The president denied making such a suggestion. 

The bill appears unlikely to make it out of committee, and even more unlikely to appear on Trump’s desk. “But after hearing Trump’s alleged comments on nukes and hurricanes and researching the issue further, Garcia felt she had to at least get the idea of a ban on using nuclear weapons to disrupt the weather on the table,” Stone adds. 

Scientists are studying volcanos to assess the impact of elevated carbon dioxide levels on tropical environments. 

Teams of scientists are looking to Rincón de la Vieja, one of Costa Rica’s active volcanoes, and the carbon dioxide that seeps from its cracks. 
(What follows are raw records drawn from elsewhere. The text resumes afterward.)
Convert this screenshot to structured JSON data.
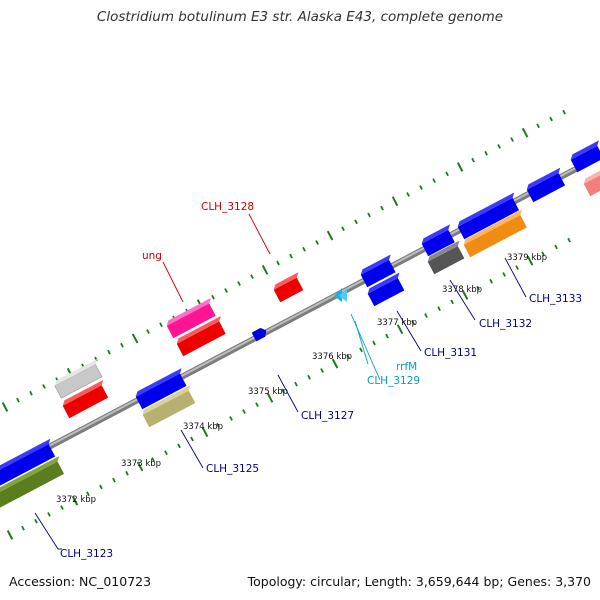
{
  "title": "Clostridium botulinum E3 str. Alaska E43, complete genome",
  "footer": {
    "accession": "Accession: NC_010723",
    "topology": "Topology: circular; Length: 3,659,644 bp; Genes: 3,370"
  },
  "colors": {
    "backbone": "#8c8c8c",
    "ticks": "#1f7a1f",
    "gene_label": "#00008b",
    "rna_label": "#00a0c8",
    "highlight_label": "#cc0000"
  },
  "ruler_labels": [
    "3372 kbp",
    "3373 kbp",
    "3374 kbp",
    "3375 kbp",
    "3376 kbp",
    "3377 kbp",
    "3378 kbp",
    "3379 kbp"
  ],
  "feature_labels": [
    {
      "id": "l_ung",
      "text": "ung",
      "color": "#cc0000"
    },
    {
      "id": "l_3128",
      "text": "CLH_3128",
      "color": "#cc0000"
    },
    {
      "id": "l_3123",
      "text": "CLH_3123",
      "color": "#00008b"
    },
    {
      "id": "l_3125",
      "text": "CLH_3125",
      "color": "#00008b"
    },
    {
      "id": "l_3127",
      "text": "CLH_3127",
      "color": "#00008b"
    },
    {
      "id": "l_rrfM",
      "text": "rrfM",
      "color": "#00a0c8"
    },
    {
      "id": "l_3129",
      "text": "CLH_3129",
      "color": "#00a0c8"
    },
    {
      "id": "l_3131",
      "text": "CLH_3131",
      "color": "#00008b"
    },
    {
      "id": "l_3132",
      "text": "CLH_3132",
      "color": "#00008b"
    },
    {
      "id": "l_3133",
      "text": "CLH_3133",
      "color": "#00008b"
    }
  ]
}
“The stability of the world’s climate depends in part on these areas,” Daniel Grossman reports. “Every year, tropical forests soak up more than 2 billion tons of carbon dioxide, a substantial share of what’s emitted by power plants, industrial smokestacks and vehicle exhaust pipes. Yet how increasing temperatures and decreasing rainfall will affect them long term remains unclear.” 

Some climate scientists believe tropical forests will start to absorb less carbon dioxide, while others say higher concentrations of CO2 will protect them. 

Oil check

BP is cutting thousands of jobs amid the pandemic’s impact on oil prices. 

The British energy giant will cut about 14 percent of its workforce, nearly 10,000 jobs, and freeze pay for senior-level managers, the Wall Street Journal reports.

“The job cuts come as newly appointed Chief Executive Bernard Looney responds to the pandemic’s devastating effect on oil demand and coincides with his attempts to reshape the U.K.-based oil giant for a low-carbon future,” per the report. 

In other news

PG&E Corp. will sell its headquarters in San Francisco and move to Oakland. 

The move is a money-saving one and a “major step for the company and subsidiary Pacific Gas and Electric Co., which has been based in San Francisco since its creation 115 years ago,” the San Francisco Chronicle reports. “The company’s roots in the city stretch back even further, to the founding of San Francisco Gas Co. in 1852.”

The announcement that it will move in the coming years “comes as PG&E seeks to wrap up its costly bankruptcy case this year. The utility and its parent company filed for bankruptcy in January 2019, facing billions of dollars in liabilities from devastating wildfires that the company’s power lines caused,” per the report.